The Weyane regime considers the Oromo land a personal toy of the authorities. Investments are expanding at the expense of the lives of millions of households evicted from their land, their only source of livelihood. Millions of hectares of land have been distributed to the so called investors, the majority of whom are from the ruling tribe of Tigray, evicting the local people in Oromia. The families of those evicted households are pulverized into daunting poverty subsequently. This is the tragic history behind the proliferating large scale commercial estate farms, sugar factories,
hydroelectric dams, cement factories and large-scale real estate industries and flower farms. These schemes have not only evicted the people from their only sources of livelihood but also caused tremendous depletion of natural resources and environmental pollution there by further worsening the social problems to the local people.
For instance, the flower farms covering hundreds of thousands of hectares in the Rift Valley lakes region of Oromia have not only dismantled the livelihood of thousands of smallholder farmers but also spoiled the four big lakes in the province- the Koka, the Batu, the Langano and the Abijata lakes.

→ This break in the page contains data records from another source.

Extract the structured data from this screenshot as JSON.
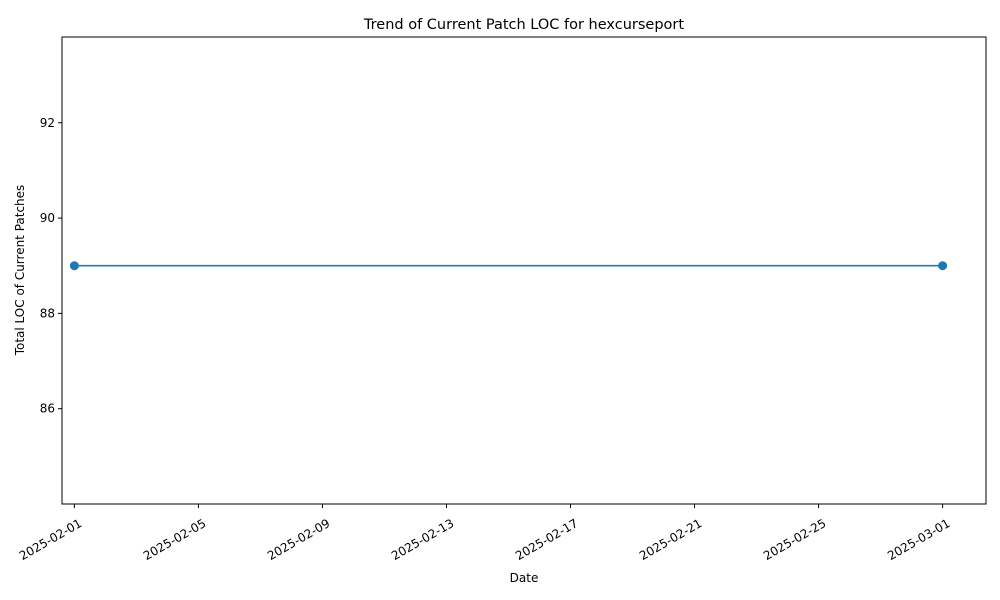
{
  "chart_data": {
    "type": "line",
    "title": "Trend of Current Patch LOC for hexcurseport",
    "xlabel": "Date",
    "ylabel": "Total LOC of Current Patches",
    "x_ticks": [
      "2025-02-01",
      "2025-02-05",
      "2025-02-09",
      "2025-02-13",
      "2025-02-17",
      "2025-02-21",
      "2025-02-25",
      "2025-03-01"
    ],
    "y_ticks": [
      86,
      88,
      90,
      92
    ],
    "xlim": [
      "2025-01-31T14:24:00",
      "2025-03-02T09:36:00"
    ],
    "ylim": [
      84.0,
      93.8
    ],
    "grid": false,
    "series": [
      {
        "color": "#1f77b4",
        "marker": "circle",
        "points": [
          {
            "x": "2025-02-01",
            "y": 89
          },
          {
            "x": "2025-03-01",
            "y": 89
          }
        ]
      }
    ]
  }
}
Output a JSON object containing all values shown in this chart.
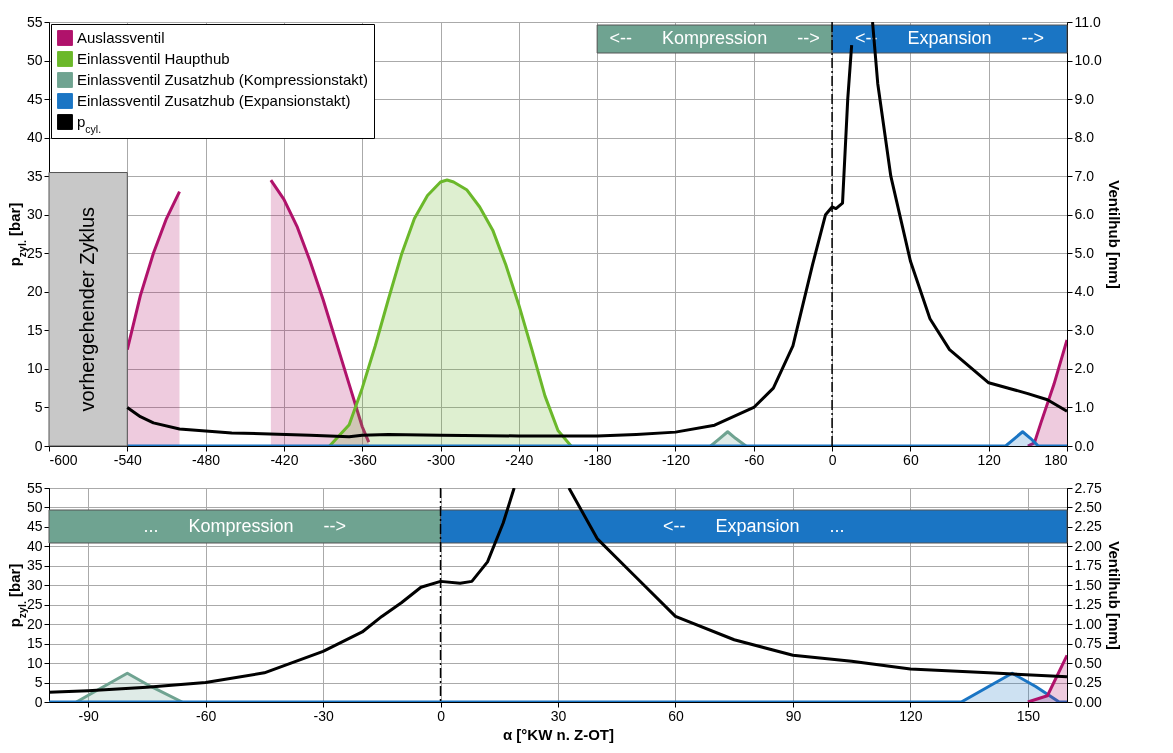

The flower farms discharge chemical waste directly to the lakes. Terrestrial and marine animals are affected by these chemicals. Cattle grazing in the peripheries of these farms have been found dead several times, a large number of birds found dead by the lakes, fish found dead on the shores.
In the name of investment, the Weyane regime has placed Oromia under the market forces of globalization so as to sell or lease its fertile lands to international land grabbers. To facilitate the transfer of lands to the buyers or leasers, colonial regime of Weyane has been violently evicting the Oromo villagers from their villages and farmlands. In this way, the Oromo people are dispossessed of their land, the land they lived on for generations. And the Oromo people’s lives have been threatened by the theft, plunder, sell or lease of their land and resources. The local people are denied access to their fertile and high-valued lands and forced to marginal lands with no yields. The consequences of these are poverty and hunger.